The Superintendent’s request would increase school division expenditures by four percent, or two percent above inflation, beginning next July 1. The proposed investment of $194.3 million would increase funding to broaden student learning opportunities, close the achievement gap, add counselors and a security coordinator, and more efficiently use school resources.

In addressing the achievement gap, the Superintendent told the School Board, “We can and will do better, one student at a time. We can be the exception to the rule of discrimination that hamstrings the greatness of our work.”

Revenues currently are projected at $193.7 million and are subject to change as preliminary estimates are finalized. Local revenue from Albemarle County would increase by 3.9 percent; state revenues will jump by five percent; and revenues from the federal government are expected to be flat. The increase in state revenue will fund 26 percent of next year’s $14,104 estimated per pupil cost in Albemarle County.
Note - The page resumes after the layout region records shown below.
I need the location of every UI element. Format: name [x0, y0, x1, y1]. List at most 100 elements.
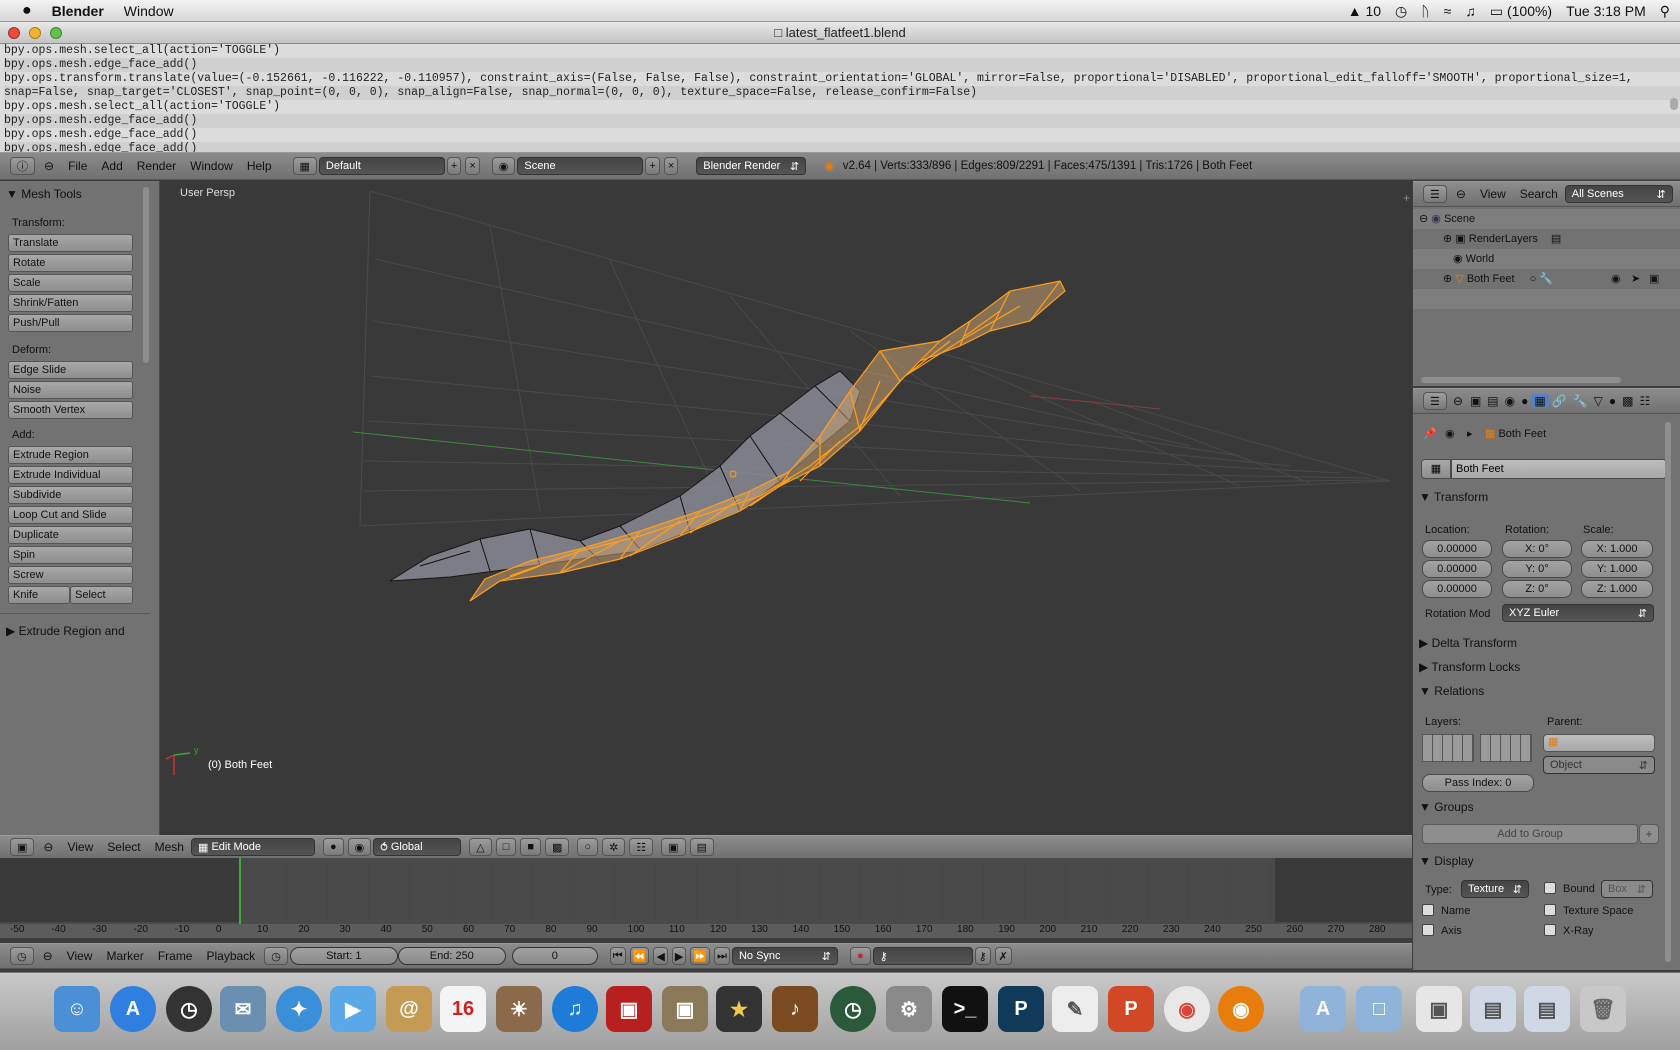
close-button[interactable]: [8, 27, 20, 39]
wifi-icon[interactable]: ≈: [1444, 3, 1452, 19]
render-engine-select[interactable]: Blender Render ⇵: [696, 157, 807, 175]
bound-type-select[interactable]: Box ⇵: [1601, 880, 1653, 898]
expand-icon[interactable]: ⊖: [1413, 213, 1428, 225]
rotation-z-field[interactable]: Z: 0°: [1502, 580, 1572, 598]
prev-keyframe-icon[interactable]: ⏪: [629, 947, 650, 965]
tab-material-icon[interactable]: ●: [1606, 394, 1619, 408]
next-keyframe-icon[interactable]: ⏩: [690, 947, 711, 965]
dock-terminal-icon[interactable]: >_: [942, 986, 988, 1032]
menu-view[interactable]: View: [60, 840, 100, 854]
viewport-shading-icon[interactable]: ●: [322, 838, 344, 856]
tab-render-icon[interactable]: ▣: [1467, 394, 1484, 408]
tab-world-icon[interactable]: ●: [1518, 394, 1531, 408]
occlude-icon[interactable]: ▩: [545, 838, 570, 856]
knife-button[interactable]: Knife: [8, 586, 70, 604]
dock-chrome-icon[interactable]: ◉: [1164, 986, 1210, 1032]
dock-downloads-stack-icon[interactable]: ▤: [1470, 986, 1516, 1032]
remove-scene-icon[interactable]: ×: [663, 157, 679, 175]
location-x-field[interactable]: 0.00000: [1422, 540, 1492, 558]
transform-panel-header[interactable]: ▼ Transform: [1419, 490, 1669, 510]
selectability-cursor-icon[interactable]: ➤: [1631, 269, 1640, 289]
display-panel-header[interactable]: ▼ Display: [1419, 854, 1669, 874]
smooth-vertex-button[interactable]: Smooth Vertex: [8, 401, 133, 419]
expand-icon[interactable]: ⊕: [1413, 273, 1452, 285]
current-frame-field[interactable]: 0: [511, 947, 598, 965]
push-pull-button[interactable]: Push/Pull: [8, 314, 133, 332]
layers-grid-a[interactable]: [1422, 734, 1474, 762]
jump-end-icon[interactable]: ⏭: [714, 947, 730, 965]
menu-add[interactable]: Add: [94, 159, 129, 173]
tab-constraints-icon[interactable]: 🔗: [1549, 394, 1570, 408]
scale-x-field[interactable]: X: 1.000: [1581, 540, 1653, 558]
menu-mesh[interactable]: Mesh: [148, 840, 191, 854]
collapse-icon[interactable]: ⊖: [37, 159, 61, 173]
snap-element-icon[interactable]: ☷: [629, 838, 654, 856]
dock-trash-icon[interactable]: 🗑: [1580, 986, 1626, 1032]
menu-render[interactable]: Render: [130, 159, 183, 173]
rotation-x-field[interactable]: X: 0°: [1502, 540, 1572, 558]
outliner-item-scene[interactable]: ⊖ ◉ Scene: [1413, 209, 1680, 229]
scene-icon[interactable]: ◉: [491, 157, 516, 175]
transform-locks-panel-header[interactable]: ▶ Transform Locks: [1419, 660, 1669, 680]
orientation-select[interactable]: ⥀ Global: [373, 838, 462, 856]
object-name-field[interactable]: Both Feet: [1451, 459, 1667, 479]
menu-search[interactable]: Search: [1513, 187, 1565, 201]
timeline[interactable]: -50 -40 -30 -20 -10 0 10 20 30 40 50 60 70 80 90 100 110…: [0, 858, 1412, 938]
view3d-editor-type-button[interactable]: ▣: [10, 838, 35, 856]
add-to-group-button[interactable]: Add to Group: [1422, 824, 1638, 844]
dock-itunes-icon[interactable]: ♫: [552, 986, 598, 1032]
layers-grid-b[interactable]: [1480, 734, 1532, 762]
add-scene-icon[interactable]: +: [645, 157, 660, 175]
tab-object-icon[interactable]: ▦: [1531, 394, 1549, 408]
edge-slide-button[interactable]: Edge Slide: [8, 361, 133, 379]
rotation-y-field[interactable]: Y: 0°: [1502, 560, 1572, 578]
dock-p-app-icon[interactable]: P: [998, 986, 1044, 1032]
parent-field[interactable]: ▦: [1543, 734, 1655, 752]
properties-editor-type-button[interactable]: ☰: [1423, 392, 1447, 410]
preview-range-icon[interactable]: ◷: [264, 947, 288, 965]
collapse-icon[interactable]: ⊖: [1449, 394, 1467, 408]
insert-keyframe-icon[interactable]: ⚷: [974, 947, 991, 965]
add-layout-icon[interactable]: +: [446, 157, 462, 175]
visibility-eye-icon[interactable]: ◉: [1611, 269, 1621, 289]
add-group-plus-icon[interactable]: +: [1639, 824, 1659, 844]
mesh-tools-header[interactable]: ▼ Mesh Tools: [6, 187, 82, 201]
outliner-scope-select[interactable]: All Scenes ⇵: [1564, 185, 1673, 203]
translate-button[interactable]: Translate: [8, 234, 133, 252]
screw-button[interactable]: Screw: [8, 566, 133, 584]
duplicate-button[interactable]: Duplicate: [8, 526, 133, 544]
outliner-item-both-feet[interactable]: ⊕ ▽ Both Feet ○ 🔧 ◉ ➤ ▣: [1413, 269, 1680, 289]
spotlight-icon[interactable]: ⚲: [1660, 3, 1670, 20]
dock-dashboard-icon[interactable]: ◷: [166, 986, 212, 1032]
bluetooth-icon[interactable]: ᚢ: [1421, 3, 1429, 19]
tab-particles-icon[interactable]: ☷: [1636, 394, 1653, 408]
dock-photo-booth-icon[interactable]: ▣: [606, 986, 652, 1032]
3d-viewport[interactable]: User Persp y (0) Both Feet +: [160, 181, 1412, 835]
groups-panel-header[interactable]: ▼ Groups: [1419, 800, 1669, 820]
clock[interactable]: Tue 3:18 PM: [1566, 3, 1646, 19]
outliner-editor-type-button[interactable]: ☰: [1423, 185, 1447, 203]
knife-select-button[interactable]: Select: [70, 586, 133, 604]
scale-button[interactable]: Scale: [8, 274, 133, 292]
dock-system-preferences-icon[interactable]: ⚙: [886, 986, 932, 1032]
render-icon[interactable]: ▣: [661, 838, 686, 856]
extrude-region-button[interactable]: Extrude Region: [8, 446, 133, 464]
axis-checkbox[interactable]: [1422, 924, 1434, 936]
keying-set-field[interactable]: ⚷: [872, 947, 973, 965]
texture-space-checkbox[interactable]: [1544, 904, 1556, 916]
menu-view[interactable]: View: [60, 949, 100, 963]
dock-documents-folder-icon[interactable]: □: [1356, 986, 1402, 1032]
adobe-status[interactable]: ▲ 10: [1348, 3, 1381, 19]
timeline-editor-type-button[interactable]: ◷: [10, 947, 34, 965]
tab-texture-icon[interactable]: ▩: [1619, 394, 1636, 408]
tab-modifiers-icon[interactable]: 🔧: [1570, 394, 1591, 408]
object-type-icon[interactable]: ▦: [1421, 459, 1451, 479]
menu-playback[interactable]: Playback: [199, 949, 262, 963]
dock-mail-icon[interactable]: ✉: [220, 986, 266, 1032]
tool-shelf-scrollbar[interactable]: [143, 187, 149, 363]
dock-garageband-icon[interactable]: ♪: [772, 986, 818, 1032]
loop-cut-button[interactable]: Loop Cut and Slide: [8, 506, 133, 524]
display-type-select[interactable]: Texture ⇵: [1461, 880, 1529, 898]
dock-iphoto-icon[interactable]: ☀: [496, 986, 542, 1032]
menu-window[interactable]: Window: [183, 159, 240, 173]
Prior to the recession, the state regularly funded 30 percent and more of these costs.

The difference between expenditures and revenues of $642,975 is one of the most modest funding gaps in several years, comprising less than one percent of the funding request.

Haas noted the strong academic performance of students and teachers as reflected in on-time graduation rates, SAT scores, and college readiness assessments that are among the best in Virginia and the nation.

“Even more important than these results will be our leadership as innovators,” he said. “That will come from investments that touch every student. If we truly are to be the catalyst for economic development and prosperity here in our county, our instructional model needs to fit contemporary demands,” Haas said.

Among the new proposals in the funding request:

  • An expansion of Center One at Seminole Place from 24 students to 60;
  • The re-establishment of a Junior ROTC Program at Monticello High School;
  • The addition of world language programs at two more elementary schools; and
  • Expansion of the division’s culturally responsive teaching program.

Also:

  • The replacement of the division’s current Gifted Education Program, which serves under 10 percent of students with a new talent development program that will benefit every student;
  • The phasing in of increased student counseling services in elementary schools;
  • An additional full-time mental health counselor at the middle school level;
  • The addition of a school security coordinator; and
  • A pilot program to promote a more stable learning environment for children by allowing kindergarten students to remain in their original school even if their family relocates to an attendance zone of a different school.

And:

  • An increase in bus driver compensation to eliminate current driver shortages that have resulted in the cancellation of field trips and after-school tutoring programs and added as much as 30 minutes to travel time for students;
  • The employment of retired teachers to reduce the current shortage of qualified substitute teachers and to create a permanent corps of highly experienced educators to maintain student learning at a high level; and
  • A reduction in tuition paid by teachers who live outside the county and who desire to have their children attend county schools. This will strengthen the division’s teacher retention practices, Haas said.

Noting that education is a “people enterprise,” Haas reported that the bulk of his funding request, 85 percent, is needed to support employee compensation and benefits. That includes $2 million to fund a 2.3 percent raise for teachers and $1.1 million for a 2.3 percent raise plus merit for classified staff.

When taking into account all mandated spending and operational requirements, less than two percent of the funding request is devoted to new proposals.

The School Board will hold two work sessions next week on the funding request, on Tuesday, January 22, and Thursday, January 24. The Board will hold a public hearing on the budget on Tuesday, January 29. All meetings will be held in the county office building at 401 McIntire Road in Charlottesville, beginning at 6:30 p.m.

The Board will approve a budget in early February, sending it on to the Board of Supervisors, and is expected to adopt a final budget for the 2019-20 school year later in the spring.